El combate interno en el PNV se cobró ayer su gran víctima: el presidente del partido. Josu Jon Imaz, que había apostado con fuerza por la moderación del nacionalismo vasco, arroja la toalla frente a los sectores más radicales, renuncia a la reelección en la próxima Asamblea y abandona la política para regresar a su actividad profesional. Imaz anunció su retirada después de que la Ejecutiva del PNV aprobara la ponencia política para la Asamblea de diciembre. Aunque supuestamente el texto es fruto del consenso entre los sectores moderado y radical, en realidad parece redactado por Ibarretxe y Egibar. Concretamente, exige «el reconocimiento de la existencia del Pueblo Vasco como sujeto político y el derecho a la libre determinación del mismo» y señala que debe ofrecerse a la sociedad vasca el «derecho a decidir» a través de una «consulta popular».
El presidente del partido se había mostrado públicamente en contra de la convocatoria de esta consulta y ha dado a conocer su renuncia en una carta titulada Apostar por el futuro. En ella, Imaz explica claramente que se va ante la imposibilidad de «llevar a cabo la modernización» del nacionalismo vasco en un contexto de división y asegura que «conceptos como estado-nación, soberanía o independencia adquieren hoy tintes diferentes de lo que en el pasado representaban». No cabe duda de que el líder del PNV ha dado una lección de coherencia, y seguramente quiere llamar la atención sobre la progresiva radicalización del nacionalismo vasco. La repercusión de la marcha de Imaz no se agota en el ámbito interno del PNV, sino que tiene una lectura en clave de política nacional.

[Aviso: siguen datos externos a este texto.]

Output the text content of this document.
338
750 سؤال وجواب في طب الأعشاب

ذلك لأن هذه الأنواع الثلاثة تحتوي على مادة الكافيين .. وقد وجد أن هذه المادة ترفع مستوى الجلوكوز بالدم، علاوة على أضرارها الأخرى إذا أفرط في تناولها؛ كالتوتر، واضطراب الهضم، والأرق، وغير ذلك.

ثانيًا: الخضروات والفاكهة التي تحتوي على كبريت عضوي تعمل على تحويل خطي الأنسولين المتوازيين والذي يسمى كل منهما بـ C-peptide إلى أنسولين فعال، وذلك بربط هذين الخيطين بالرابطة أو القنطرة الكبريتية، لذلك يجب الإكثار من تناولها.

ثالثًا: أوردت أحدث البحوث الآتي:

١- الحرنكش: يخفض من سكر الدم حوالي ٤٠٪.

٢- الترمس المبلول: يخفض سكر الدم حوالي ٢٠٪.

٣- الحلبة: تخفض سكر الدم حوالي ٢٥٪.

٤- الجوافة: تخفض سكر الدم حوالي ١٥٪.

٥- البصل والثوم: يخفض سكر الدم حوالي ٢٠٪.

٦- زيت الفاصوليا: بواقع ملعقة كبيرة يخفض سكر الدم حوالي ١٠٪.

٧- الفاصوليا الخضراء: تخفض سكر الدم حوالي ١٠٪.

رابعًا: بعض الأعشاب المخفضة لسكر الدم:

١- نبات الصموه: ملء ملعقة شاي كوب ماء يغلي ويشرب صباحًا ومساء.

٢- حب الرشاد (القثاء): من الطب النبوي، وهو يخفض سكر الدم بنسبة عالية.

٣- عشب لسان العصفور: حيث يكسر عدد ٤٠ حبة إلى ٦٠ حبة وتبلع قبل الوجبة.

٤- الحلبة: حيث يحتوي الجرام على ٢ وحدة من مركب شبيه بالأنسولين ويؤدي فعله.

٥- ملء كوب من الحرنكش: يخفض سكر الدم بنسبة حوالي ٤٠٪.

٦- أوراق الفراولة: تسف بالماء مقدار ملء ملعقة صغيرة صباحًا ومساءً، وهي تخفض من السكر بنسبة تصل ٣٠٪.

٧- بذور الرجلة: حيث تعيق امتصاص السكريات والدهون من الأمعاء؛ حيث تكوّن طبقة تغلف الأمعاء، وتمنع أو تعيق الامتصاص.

Siempre hemos dicho en estas páginas que Zapatero no es ni un «malvado» ni un «traidor», pero sí un iluso en sus relaciones peligrosas con los nacionalistas. El presidente ha basado su actuación política en muchos castillos en el aire y demasiadas ensoñaciones... pompas de jabón, en suma. La más trascendente es sin duda la que le llevó a creer que se daban las circunstancias para que ETA abandonara las armas. Pero también creyó que los nacionalistas catalanes serían capaces de pactar en su Parlamento una reforma del Estatuto que él pudiera aprobar, que ERC se moderaría al formar parte del Gobierno catalán o que su acuerdo en La Moncloa con Artur Mas sería capaz de alumbrar un texto acorde con la Constitución y un gran acuerdo con CiU en Cataluña y en Madrid.
Nada de esto ha sucedido. Todos sus sueños se han estrellado contra la realidad. Y el caso de Imaz es, de momento, la última pompa de jabón que se le escapa de entre las manos. El presidente no acaba de caer en la cuenta de que las cesiones a los nacionalistas no fortalecen el ala moderada y sensata de esos partidos, sino precisamente a los sectores más radicales, a quienes la debilidad de palabra y obra les estimula para pedir cada día más.